In the production of steam-activated charcoal, first the coconut shell or coal is heated to create a char. This char is then "activated" in a furnace at high temperatures of 1,700° to 1,800°F with steam in the absence of oxygen. In the steam-activation process, all volatile compounds are removed, and at the same time layer after layer of carbon atoms are pealed off, enlarging the existing internal pores, and leaving behind a carbon skeleton. The carbon + steam reaction results in producing hydrogen gas and carbon monoxide (C+H2O=H2 +CO). As the carbon monoxide gases off it takes carbon atoms with it. Typically 3 pounds of raw charcoal will produce 1 pound of activated charcoal. This is a perfect example of the saying "Less is More". Less carbon atoms yields More internal space.

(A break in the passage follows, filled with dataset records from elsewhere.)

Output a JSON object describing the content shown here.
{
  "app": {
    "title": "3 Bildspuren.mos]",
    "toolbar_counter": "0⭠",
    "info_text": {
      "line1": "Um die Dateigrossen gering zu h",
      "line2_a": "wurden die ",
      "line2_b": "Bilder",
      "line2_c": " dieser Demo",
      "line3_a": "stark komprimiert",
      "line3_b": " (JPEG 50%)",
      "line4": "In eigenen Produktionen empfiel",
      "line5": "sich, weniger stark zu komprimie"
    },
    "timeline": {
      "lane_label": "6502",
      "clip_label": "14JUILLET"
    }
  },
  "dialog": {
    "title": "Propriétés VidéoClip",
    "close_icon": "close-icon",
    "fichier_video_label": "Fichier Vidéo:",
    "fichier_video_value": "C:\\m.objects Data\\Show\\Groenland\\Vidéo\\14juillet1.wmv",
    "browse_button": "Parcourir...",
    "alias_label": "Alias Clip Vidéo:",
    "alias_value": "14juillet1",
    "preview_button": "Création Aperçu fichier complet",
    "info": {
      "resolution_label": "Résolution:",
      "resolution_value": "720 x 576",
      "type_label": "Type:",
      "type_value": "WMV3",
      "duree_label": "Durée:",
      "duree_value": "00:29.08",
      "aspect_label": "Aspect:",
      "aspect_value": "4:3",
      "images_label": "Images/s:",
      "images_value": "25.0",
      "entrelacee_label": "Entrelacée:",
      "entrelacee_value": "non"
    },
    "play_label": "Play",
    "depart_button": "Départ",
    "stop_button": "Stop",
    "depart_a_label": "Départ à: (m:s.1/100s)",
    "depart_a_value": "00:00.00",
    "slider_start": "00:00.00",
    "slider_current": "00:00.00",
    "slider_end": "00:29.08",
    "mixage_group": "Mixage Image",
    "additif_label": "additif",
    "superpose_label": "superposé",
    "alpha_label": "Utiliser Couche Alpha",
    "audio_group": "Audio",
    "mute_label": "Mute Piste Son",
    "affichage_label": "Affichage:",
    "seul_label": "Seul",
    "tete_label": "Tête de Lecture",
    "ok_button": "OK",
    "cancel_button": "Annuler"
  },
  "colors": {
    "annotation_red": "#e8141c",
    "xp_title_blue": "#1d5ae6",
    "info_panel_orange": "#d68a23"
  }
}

Once the activated charcoal is cooled off, to remove the soluble ash content, it may be either "water-washed"* (which requires a lot of water) or it is "acid-washed" (to remove the acid-soluble ash content) and then repeatedly "water-washed" to remove any trace of the acid solution. (*Not to let anything go to waste, the charcoal "vinegar" is sometimes collected and sold as commercial ascetic acid or processed into table vinegar.)
Because of the very high temperatures required for steam activation (600 - 1,200 °C), temperatures you cannot achieve in a conventional oven (260 °C), this method is all but limited to industrial technology.